Vertirolern wir doch Restösterreich!

Das Land Tirol sagt Missbrauchsopfern in außerkirchlichen Einrichtungen Entschädigungszahlungen zu.

Doch, doch, das gibt es: Manche Regierungen arbeiten noch – sogar an einem hohen kirchlichen Feiertag, selbst in einem durch und durch katholisch geprägten Land. Von Tirol ist hier die Rede, einem anderswo oft nicht oder schwer verstandenen Teil Österreichs. Landeshauptmann Günther Platter hat dort gestern vor und in einer Sondersitzung der Tiroler Regierung den Missbrauch von Kindern und Jugendlichen auch in Einrichtungen seines Bundeslandes thematisiert: Er hat um Verzeihung für derartige Untaten gebeten. Die Übernahme von Therapiekosten garantiert. Und Entschädigungszahlungen seines Bundeslandes in Aussicht gestellt– ähnlich jenen, zu denen sich Österreichs katholische Bischöfe und Ordensobere schon vor dem Sommer verpflichtet haben. Der Wettstreit ist somit eröffnet, wer als Erster Geld an ein Missbrauchsopfer auszahlen wird.

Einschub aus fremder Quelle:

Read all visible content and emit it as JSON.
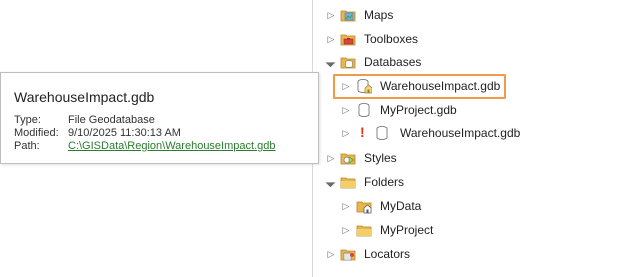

Ja und, mögen manche denken, ist doch alles eigentlich eine Selbstverständlichkeit angesichts eines ohnedies kaum mehr wiedergutzumachenden Leides. Tja, tatsächlich bemerkenswert ist eher, dass sich Tirol so ganz und gar von den anderen Bundesländern abhebt. Dort reagiert man auf Missbrauch in eigenen Schulen und Internaten mit Wegschauen und Verdrängen. Entschädigungszahlungen? Vergebungsbitten? Fehlanzeige. Dem Rest Österreichs würde es nicht schlecht anstehen, sich ein Beispiel zu nehmen. Und rasch einen Prozess der Vertirolerung einzuleiten. Mander ... (Bericht: Seite 8)


dietmar.neuwirth@diepresse.com

("Die Presse", Print-Ausgabe, 16.08.2010)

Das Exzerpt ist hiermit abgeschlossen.